Emergency Exception - When Seconds Count

  • Applies when immediate treatment is required to prevent serious harm or death.
  • Patient must be incapacitated and unable to provide consent.
  • No surrogate decision-maker or advance directive (e.g., living will) is immediately available.
  • The "reasonable person" standard applies: what would a prudent person in a similar situation want?

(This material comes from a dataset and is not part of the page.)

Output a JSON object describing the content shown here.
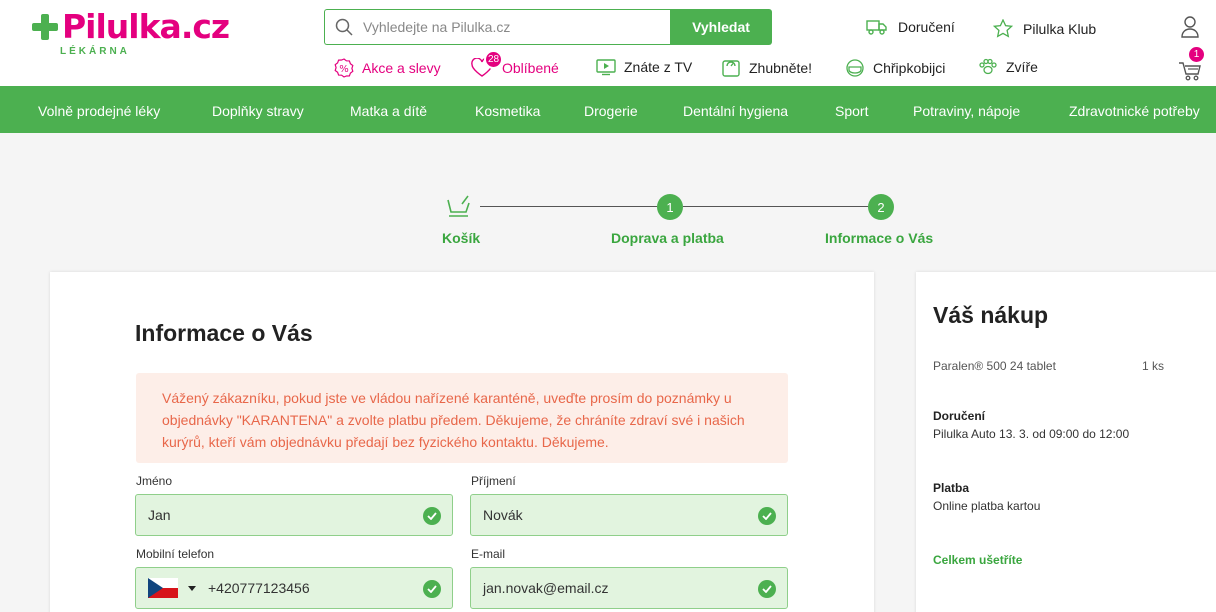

⭐ The legal basis is implied consent. The provider presumes the patient would consent to life-saving measures. Meticulous documentation of the circumstances is a legal and ethical necessity to justify bypassing consent.

Special Cases - Navigating Nuances

  • Minors: Implied consent applies in emergencies without parental permission.
    • Confidential consent is allowed for specific non-emergencies (e.g., STIs, contraception, pregnancy, substance abuse).
    • Emancipated minors (married, military, self-supporting) provide their own consent.
  • Advance Directives: Valid, specific directives (e.g., DNR/DNI) must be honored.
    • If a directive is ambiguous or its applicability is unclear, the priority shifts to preserving life.
  • Incapacitated Patients: Adults lacking capacity (e.g., intoxication, delirium) are treated under implied consent to prevent serious harm if no directive or surrogate is available.

⭐ When an incapacitated patient lacks an advance directive, consent is sought from a surrogate, typically following a legal hierarchy: spouse → adult children → parents → siblings.

High‑Yield Points - ⚡ Biggest Takeaways

  • Applies when a patient lacks decision-making capacity and faces a life-threatening emergency.
  • Treatment is necessary to prevent serious harm or death, and waiting for consent is not feasible.
  • This principle is known as implied consent, based on what a reasonable person would want.
  • Does not apply if the patient has a known objection to the treatment (e.g., an advance directive).
  • The exception is invalid if a surrogate decision-maker is immediately available.